七瀨奈奈生指了指不遠處的一個金發黑皮的男人。
金發黑皮的男人感受到七瀨奈奈生指了自己,走過來問道“怎么了嗎七瀨先生”
七瀨奈奈生“沒事,我們老板正在了解事情的經過,正好說到了安室先生而已,如果不是安室先生工作的咖啡廳外面有攝像頭,拍到了龍口先生在下午兩點半路過了,我們還根本就沒有線索呢。”
“哦哦哦,好的好的,那真的是謝謝安室先生了。”
老板恍然,感激的朝著安室透點了點頭,就朝著警察跑過去了,他也是需要做筆試的一員。
留下七瀨奈奈生跟安室透面面相覷,七瀨奈奈生抱歉道“我們老板不是那么會審時度勢”
安室透搖搖頭“我不在意的。”
反正,他在意的只有七瀨奈奈生這個人而已。
安室透若有似無的打量著七瀨奈奈生,黑發黑眸的男人肌膚蒼白的幾乎病態,眼底縈繞著淡淡的黑眼圈,纖細的身材被得體的西裝整整齊齊的包裹著,跟他的職業完全契合,沒有一丁點的瑕疵。
但是
一個正常的銷售怎么可能會在看見死人以后這么平靜
甚至還能夠在第一時間冷靜下來,撥打了警方的電話,要求警方第一時間介入。
這個人絕對是一個心機很深沉的人,甚至還可能經常跟死人打交道。
只是不知道,是真的他平時很穩重,還是他的來歷有什么問題。
萬千個問題在安室透的腦子里面一閃而過也只用了一瞬,他垂下眼眸試探道“七瀨先生,你看起來這么平靜,是你早就已經對這樣的場合免疫了嗎”
對這種場合不可能免疫的吧
七瀨奈奈生只不過是早早經過五條悟跟夏油杰的洗禮以后,對這個世界都失去了平常心而已
七瀨奈奈生說“安室先生,請不要開這樣的玩笑”
突然,一位留著長發的女性捂著胸口站出來打斷了七瀨奈奈生的話。
女人緊張的說“那個,警,警察先生,我,我在想那兇手會不會是武藏先生武藏先生自從來到這個公司以后,就一直跟龍口先生不對付,最近這個月甚至頻頻爭吵到動手的地步,上個星期我在路過武藏先生的身邊的時候,甚至聽見武藏先生說什么要把龍口先生給殺了”

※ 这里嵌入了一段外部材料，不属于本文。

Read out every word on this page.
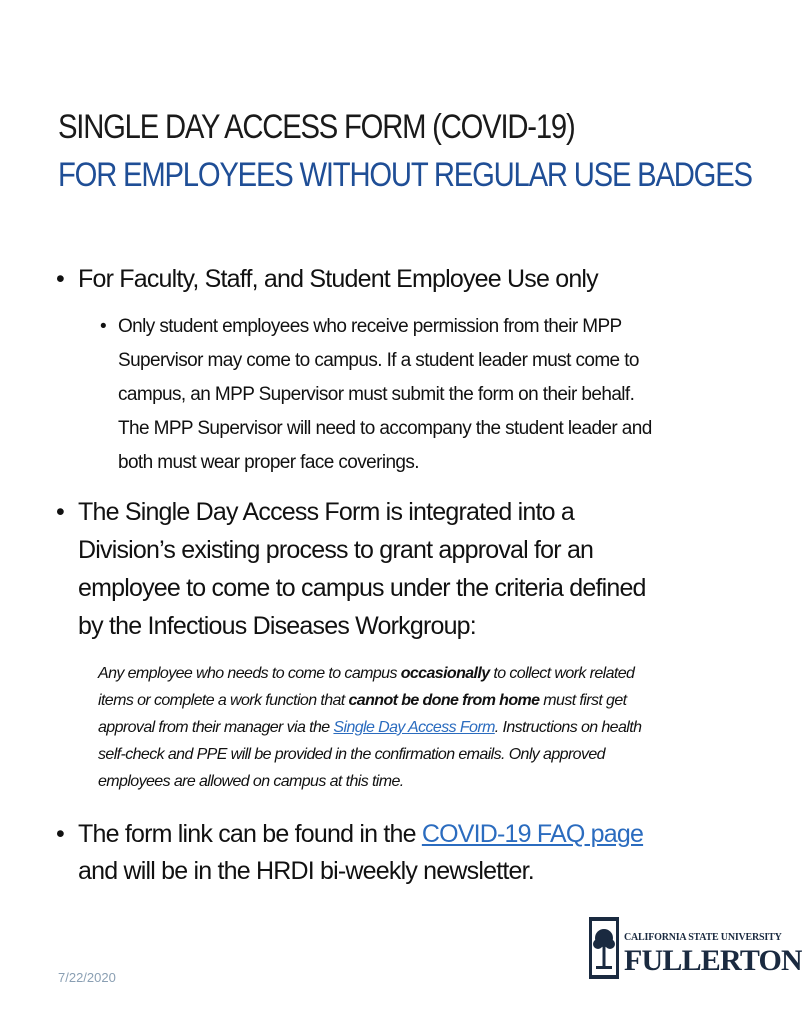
SINGLE DAY ACCESS FORM (COVID-19)
FOR EMPLOYEES WITHOUT REGULAR USE BADGES
• For Faculty, Staff, and Student Employee Use only
• Only student employees who receive permission from their MPP Supervisor may come to campus. If a student leader must come to campus, an MPP Supervisor must submit the form on their behalf. The MPP Supervisor will need to accompany the student leader and both must wear proper face coverings.
• The Single Day Access Form is integrated into a Division’s existing process to grant approval for an employee to come to campus under the criteria defined by the Infectious Diseases Workgroup:

Any employee who needs to come to campus occasionally to collect work related items or complete a work function that cannot be done from home must first get approval from their manager via the Single Day Access Form. Instructions on health self-check and PPE will be provided in the confirmation emails. Only approved employees are allowed on campus at this time.

• The form link can be found in the COVID-19 FAQ page and will be in the HRDI bi-weekly newsletter.

7/22/2020

CALIFORNIA STATE UNIVERSITY

FULLERTON
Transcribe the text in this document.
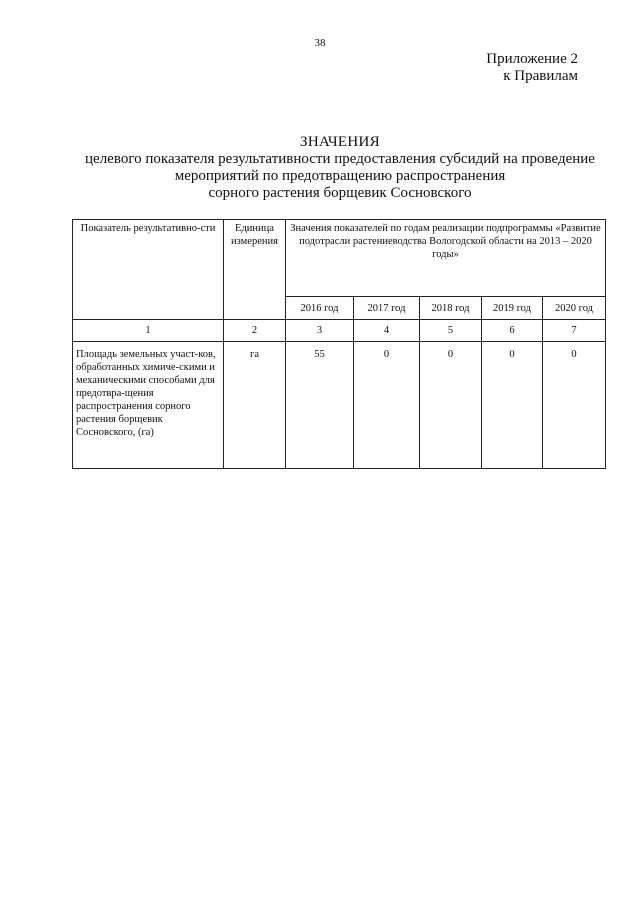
38
Приложение 2
к Правилам
ЗНАЧЕНИЯ
целевого показателя результативности предоставления субсидий на проведение
мероприятий по предотвращению распространения
сорного растения борщевик Сосновского
Показатель результативно-сти	Единица измерения	Значения показателей по годам реализации подпрограммы «Развитие подотрасли растениеводства Вологодской области на 2013 – 2020 годы»				
		2016 год	2017 год	2018 год	2019 год	2020 год
1	2	3	4	5	6	7
Площадь земельных участ-ков, обработанных химиче-скими и механическими способами для предотвра-щения распространения сорного растения борщевик Сосновского, (га)	га	55	0	0	0	0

武藏先生是個身材矮小的人,聽見這句話直接臉都氣得漲紅了,他猛的一拍桌說“開什么玩笑,在工作上面感到不爽然后隨口說的話,就可以變成我的殺人證據了嗎麻美子,你不要太過分了”
正川麻美子的臉色看起來更蒼白了“那你說你昨天去正倉超市做什么那個超市離我們公司可是非常近的,你從前也從來都不去超市買東西的。”
武藏先生啞口無言“我”
好像所有的線索都指向武藏先生是那個殺人兇手。
他剛剛來到這里對這個公司并不太熟,但是正川麻美子看起來并不像是說謊的樣子,周圍好幾個員工都對著正川麻美子的話露出了贊同的神情。